The first footballer to win BBC Sports Personality of the Year, his name will forever be etched into the history of the national team and West Ham – with whom he spent 16 years, captaining them to FA Cup and Cup Winners’ Cup success in 1964 and 1965 respectively.
3. Bobby Charlton
“Nobody embodies the values of Manchester United better than Sir Bobby Charlton,” notes the club’s official website about one of the ‘Busby Babes’ – who, having survived the horror of the Munich Air Disaster, became a legend on the domestic, European and international stages.
A winner of three First Division titles, the European Cup (as United became the first English team to triumph in the competition in 1968) and – of course – the 1966 World Cup, his name will forever be synonymous with the English game.
2. Kenny Dalglish
Known simply as ‘King Kenny’ north of the border, you won’t find many who will dispute his ranking as top Scot.
Dalglish is Scotland’s most capped player (102) and top scorer (30), and can look back with pride at representing his country at three World Cups. He is a living legend at Celtic Park and Anfield – with three European Cups and enough domestic honours to fill a few mantlepieces – but that hardly does the man justice.

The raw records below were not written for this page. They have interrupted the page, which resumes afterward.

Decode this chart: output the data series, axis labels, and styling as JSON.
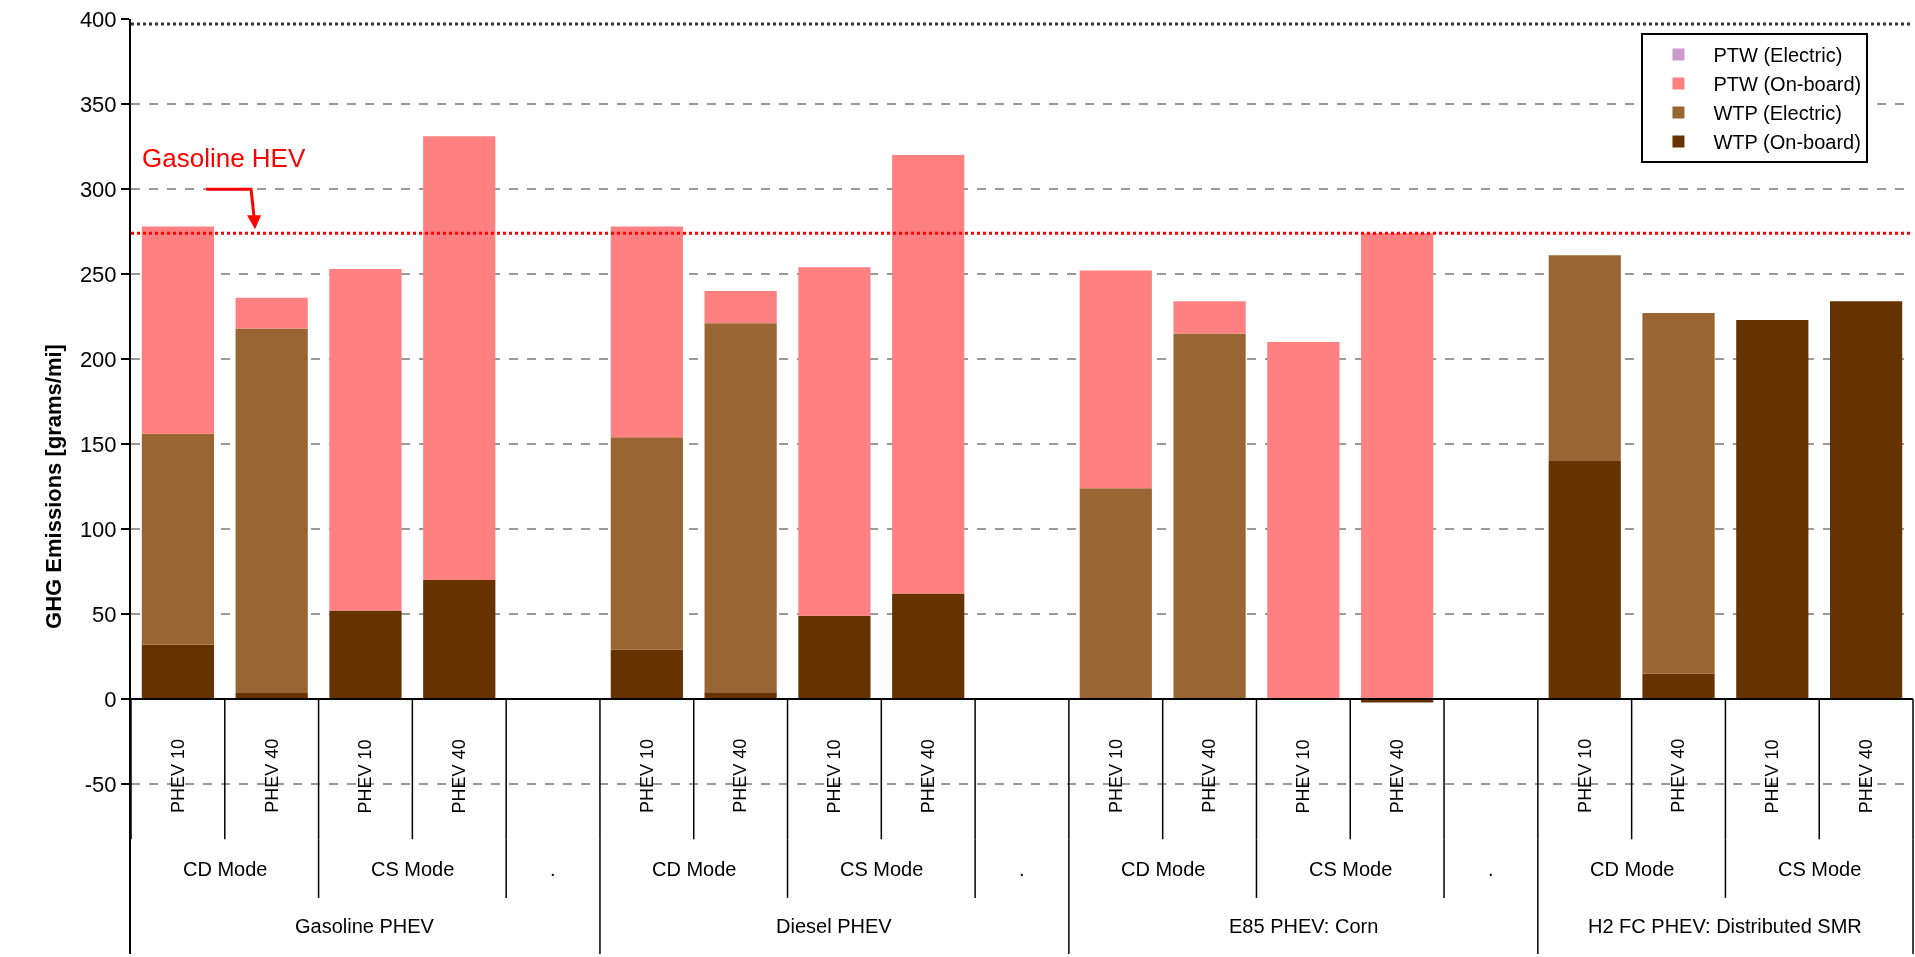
{
  "chart_data": {
    "type": "bar",
    "stacked": true,
    "ylabel": "GHG Emissions [grams/mi]",
    "categories": [
      "PHEV 10",
      "PHEV 40",
      "PHEV 10",
      "PHEV 40",
      null,
      "PHEV 10",
      "PHEV 40",
      "PHEV 10",
      "PHEV 40",
      null,
      "PHEV 10",
      "PHEV 40",
      "PHEV 10",
      "PHEV 40",
      null,
      "PHEV 10",
      "PHEV 40",
      "PHEV 10",
      "PHEV 40"
    ],
    "series": [
      {
        "name": "WTP (On-board)",
        "color": "#663300",
        "values": [
          32,
          4,
          52,
          70,
          null,
          29,
          4,
          49,
          62,
          null,
          0,
          0,
          0,
          -2,
          null,
          140,
          15,
          223,
          234
        ]
      },
      {
        "name": "WTP (Electric)",
        "color": "#996633",
        "values": [
          124,
          214,
          0,
          0,
          null,
          125,
          217,
          0,
          0,
          null,
          124,
          215,
          0,
          0,
          null,
          121,
          212,
          0,
          0
        ]
      },
      {
        "name": "PTW (On-board)",
        "color": "#ff8080",
        "values": [
          122,
          18,
          201,
          261,
          null,
          124,
          19,
          205,
          258,
          null,
          128,
          19,
          210,
          274,
          null,
          0,
          0,
          0,
          0
        ]
      },
      {
        "name": "PTW (Electric)",
        "color": "#cc99cc",
        "values": [
          0,
          0,
          0,
          0,
          null,
          0,
          0,
          0,
          0,
          null,
          0,
          0,
          0,
          0,
          null,
          0,
          0,
          0,
          0
        ]
      }
    ],
    "ylim": [
      -150,
      400
    ],
    "yticks": [
      -50,
      0,
      50,
      100,
      150,
      200,
      250,
      300,
      350,
      400
    ],
    "grid": "y",
    "legend": "top right",
    "ref_lines": [
      {
        "axis": "y",
        "value": 274,
        "label": "Gasoline HEV",
        "color": "#ff0000",
        "line_style": "dotted"
      },
      {
        "axis": "y",
        "value": 397,
        "color": "#333333",
        "line_style": "dotted"
      }
    ],
    "annotations": [
      "CD Mode",
      "CS Mode",
      ".",
      "Gasoline PHEV",
      "CD Mode",
      "CS Mode",
      ".",
      "Diesel PHEV",
      "CD Mode",
      "CS Mode",
      ".",
      "E85 PHEV: Corn",
      "CD Mode",
      "CS Mode",
      "H2 FC PHEV: Distributed SMR"
    ]
  }
}
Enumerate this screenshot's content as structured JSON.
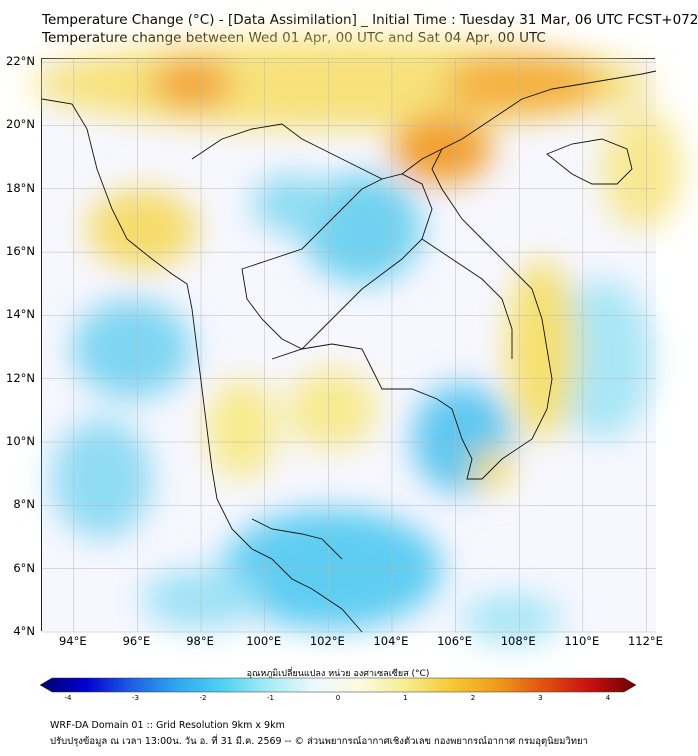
{
  "title": {
    "line1": "Temperature Change (°C) - [Data Assimilation] _ Initial Time : Tuesday 31 Mar, 06 UTC FCST+072",
    "line2": "Temperature change between Wed 01 Apr, 00 UTC and Sat 04 Apr, 00 UTC"
  },
  "map": {
    "lat_labels": [
      {
        "text": "22°N",
        "value": 22
      },
      {
        "text": "20°N",
        "value": 20
      },
      {
        "text": "18°N",
        "value": 18
      },
      {
        "text": "16°N",
        "value": 16
      },
      {
        "text": "14°N",
        "value": 14
      },
      {
        "text": "12°N",
        "value": 12
      },
      {
        "text": "10°N",
        "value": 10
      },
      {
        "text": "8°N",
        "value": 8
      },
      {
        "text": "6°N",
        "value": 6
      },
      {
        "text": "4°N",
        "value": 4
      }
    ],
    "lon_labels": [
      {
        "text": "94°E",
        "value": 94
      },
      {
        "text": "96°E",
        "value": 96
      },
      {
        "text": "98°E",
        "value": 98
      },
      {
        "text": "100°E",
        "value": 100
      },
      {
        "text": "102°E",
        "value": 102
      },
      {
        "text": "104°E",
        "value": 104
      },
      {
        "text": "106°E",
        "value": 106
      },
      {
        "text": "108°E",
        "value": 108
      },
      {
        "text": "110°E",
        "value": 110
      },
      {
        "text": "112°E",
        "value": 112
      }
    ],
    "extent": {
      "lon_min": 93,
      "lon_max": 112.3,
      "lat_min": 4,
      "lat_max": 22.1
    },
    "ocean_color": "#f7f7ff",
    "border_color": "#111111"
  },
  "colorbar": {
    "title": "อุณหภูมิเปลี่ยนแปลง หน่วย องศาเซลเซียส (°C)",
    "min": -4,
    "max": 4,
    "ticks": [
      {
        "text": "-4",
        "value": -4
      },
      {
        "text": "-3",
        "value": -3
      },
      {
        "text": "-2",
        "value": -2
      },
      {
        "text": "-1",
        "value": -1
      },
      {
        "text": "0",
        "value": 0
      },
      {
        "text": "1",
        "value": 1
      },
      {
        "text": "2",
        "value": 2
      },
      {
        "text": "3",
        "value": 3
      },
      {
        "text": "4",
        "value": 4
      }
    ],
    "colors": [
      "#00006a",
      "#0000d0",
      "#1f5fe8",
      "#2fa8f0",
      "#4fd3f2",
      "#a8ecf6",
      "#eef9fc",
      "#fbfbe0",
      "#f6ec8c",
      "#f5c832",
      "#f09a18",
      "#e05010",
      "#c81010",
      "#6a0000"
    ]
  },
  "footer": {
    "line1": "WRF-DA Domain 01 :: Grid Resolution 9km x 9km",
    "line2": "ปรับปรุงข้อมูล ณ เวลา 13:00น. วัน อ. ที่ 31 มี.ค. 2569 -- © ส่วนพยากรณ์อากาศเชิงตัวเลข กองพยากรณ์อากาศ กรมอุตุนิยมวิทยา"
  }
}
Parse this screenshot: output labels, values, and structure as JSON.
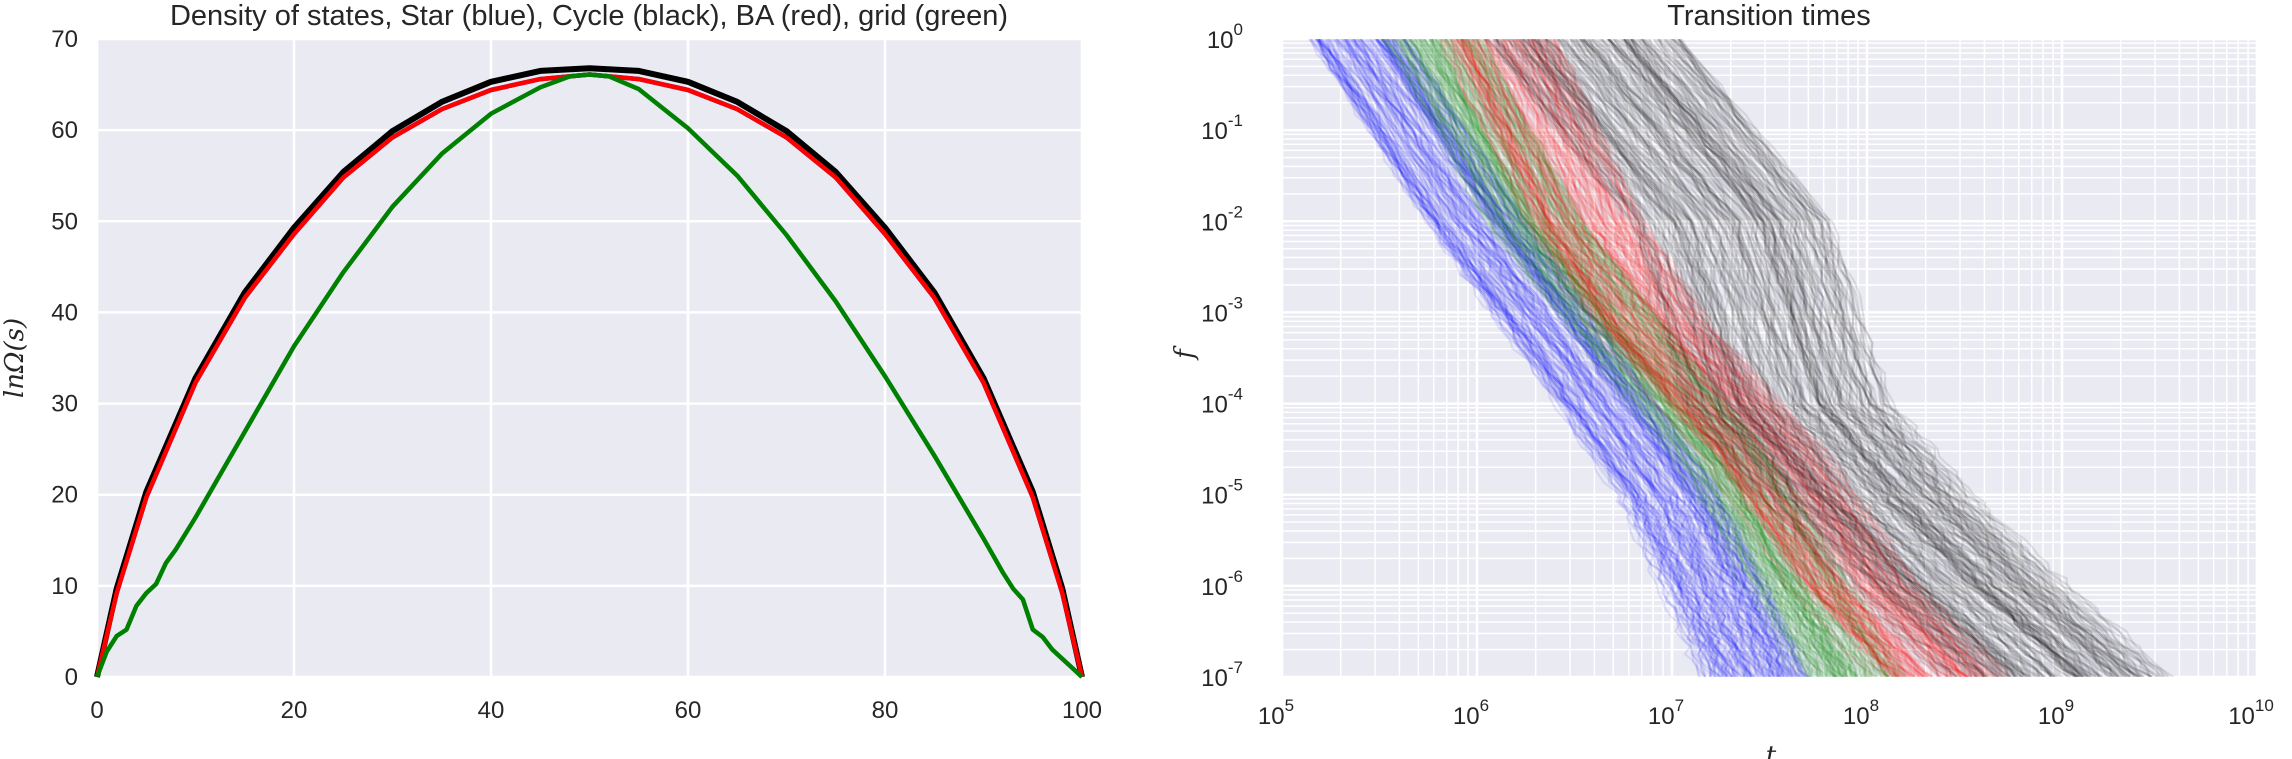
{
  "chart_data": [
    {
      "type": "line",
      "title": "Density of states, Star (blue), Cycle (black), BA (red), grid (green)",
      "xlabel": "",
      "ylabel": "lnΩ(s)",
      "xlim": [
        0,
        100
      ],
      "ylim": [
        0,
        70
      ],
      "xticks": [
        "0",
        "20",
        "40",
        "60",
        "80",
        "100"
      ],
      "yticks": [
        "0",
        "10",
        "20",
        "30",
        "40",
        "50",
        "60",
        "70"
      ],
      "grid": true,
      "background": "#eaeaf2",
      "series": [
        {
          "color": "#0000ff",
          "x": [
            0,
            2,
            5,
            10,
            15,
            20,
            25,
            30,
            35,
            40,
            45,
            50,
            55,
            60,
            65,
            70,
            75,
            80,
            85,
            90,
            95,
            98,
            100
          ],
          "y": [
            0,
            9.2,
            19.7,
            32.3,
            41.6,
            48.6,
            54.8,
            59.2,
            62.3,
            64.4,
            65.6,
            66.1,
            65.6,
            64.4,
            62.3,
            59.2,
            54.8,
            48.6,
            41.6,
            32.3,
            19.7,
            9.2,
            0
          ]
        },
        {
          "color": "#000000",
          "x": [
            0,
            2,
            5,
            10,
            15,
            20,
            25,
            30,
            35,
            40,
            45,
            50,
            55,
            60,
            65,
            70,
            75,
            80,
            85,
            90,
            95,
            98,
            100
          ],
          "y": [
            0,
            9.7,
            20.3,
            32.8,
            42.2,
            49.3,
            55.4,
            59.9,
            63.1,
            65.3,
            66.5,
            66.8,
            66.5,
            65.3,
            63.1,
            59.9,
            55.4,
            49.3,
            42.2,
            32.8,
            20.3,
            9.7,
            0
          ]
        },
        {
          "color": "#ff0000",
          "x": [
            0,
            2,
            5,
            10,
            15,
            20,
            25,
            30,
            35,
            40,
            45,
            50,
            55,
            60,
            65,
            70,
            75,
            80,
            85,
            90,
            95,
            98,
            100
          ],
          "y": [
            0,
            9.2,
            19.7,
            32.3,
            41.6,
            48.6,
            54.8,
            59.2,
            62.3,
            64.4,
            65.6,
            66.1,
            65.6,
            64.4,
            62.3,
            59.2,
            54.8,
            48.6,
            41.6,
            32.3,
            19.7,
            9.2,
            0
          ]
        },
        {
          "color": "#008000",
          "x": [
            0,
            1,
            2,
            3,
            4,
            5,
            6,
            7,
            8,
            10,
            15,
            20,
            25,
            30,
            35,
            40,
            45,
            48,
            50,
            52,
            55,
            60,
            65,
            70,
            75,
            80,
            85,
            90,
            92,
            93,
            94,
            95,
            96,
            97,
            98,
            99,
            100
          ],
          "y": [
            0,
            2.8,
            4.5,
            5.2,
            7.8,
            9.2,
            10.2,
            12.5,
            14.0,
            17.5,
            26.9,
            36.3,
            44.4,
            51.6,
            57.4,
            61.8,
            64.7,
            65.9,
            66.1,
            65.9,
            64.5,
            60.2,
            55.0,
            48.5,
            41.2,
            33.0,
            24.3,
            15.2,
            11.4,
            9.7,
            8.5,
            5.2,
            4.4,
            3.0,
            2.0,
            1.0,
            0
          ]
        }
      ]
    },
    {
      "type": "line",
      "title": "Transition times",
      "xlabel": "t",
      "ylabel": "f",
      "xscale": "log",
      "yscale": "log",
      "xlim": [
        100000,
        10000000000
      ],
      "ylim": [
        1e-07,
        1
      ],
      "xticks": [
        {
          "base": "10",
          "exp": "5"
        },
        {
          "base": "10",
          "exp": "6"
        },
        {
          "base": "10",
          "exp": "7"
        },
        {
          "base": "10",
          "exp": "8"
        },
        {
          "base": "10",
          "exp": "9"
        },
        {
          "base": "10",
          "exp": "10"
        }
      ],
      "yticks": [
        {
          "base": "10",
          "exp": "0"
        },
        {
          "base": "10",
          "exp": "-1"
        },
        {
          "base": "10",
          "exp": "-2"
        },
        {
          "base": "10",
          "exp": "-3"
        },
        {
          "base": "10",
          "exp": "-4"
        },
        {
          "base": "10",
          "exp": "-5"
        },
        {
          "base": "10",
          "exp": "-6"
        },
        {
          "base": "10",
          "exp": "-7"
        }
      ],
      "grid": true,
      "background": "#eaeaf2",
      "series": [
        {
          "color": "#0000ff",
          "runs": 150,
          "spread_decades": 0.25,
          "x": [
            250000,
            1000000,
            3000000,
            10000000,
            17000000,
            28000000
          ],
          "y": [
            1,
            0.01,
            0.0004,
            1e-05,
            1e-06,
            1e-07
          ]
        },
        {
          "color": "#008000",
          "runs": 150,
          "spread_decades": 0.25,
          "x": [
            600000,
            2000000,
            6000000,
            20000000,
            45000000,
            85000000
          ],
          "y": [
            1,
            0.01,
            0.0005,
            2e-05,
            1e-06,
            1e-07
          ]
        },
        {
          "color": "#ff0000",
          "runs": 150,
          "spread_decades": 0.3,
          "x": [
            1300000,
            3600000,
            8000000,
            30000000,
            90000000,
            250000000
          ],
          "y": [
            1,
            0.01,
            0.0007,
            3e-05,
            1e-06,
            1e-07
          ]
        },
        {
          "color": "#000000",
          "runs": 200,
          "spread_decades": 0.5,
          "x": [
            3500000,
            20000000,
            40000000,
            100000000,
            300000000,
            1000000000
          ],
          "y": [
            1,
            0.01,
            0.0001,
            1e-05,
            1e-06,
            1e-07
          ]
        }
      ]
    }
  ]
}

Following the Hillsborough tragedy, he took so much on his shoulders to care for a club and a community. Iconic is, at times, an overused word in football. Kenny Dalglish is iconic.
1. George Best
It really couldn’t have been anyone else, could it? “Maradona good, Pele better, George Best,” as the Northern Irish locals to say about the footballing icon.
Whether he was better than Diego Maradona and Pele remains to be seen, but there was no doubting that Best possessed the ability of both. Criminally, Best was only capped 37 times for Northern Ireland, scoring nine times, and is considered one of the best players never to feature at a World Cup.
Considered one of the most talented players to ever play the game, Best won the Ballon d'Or, the European Cup and is immortalised outside Old Trafford alongside Law and Charlton.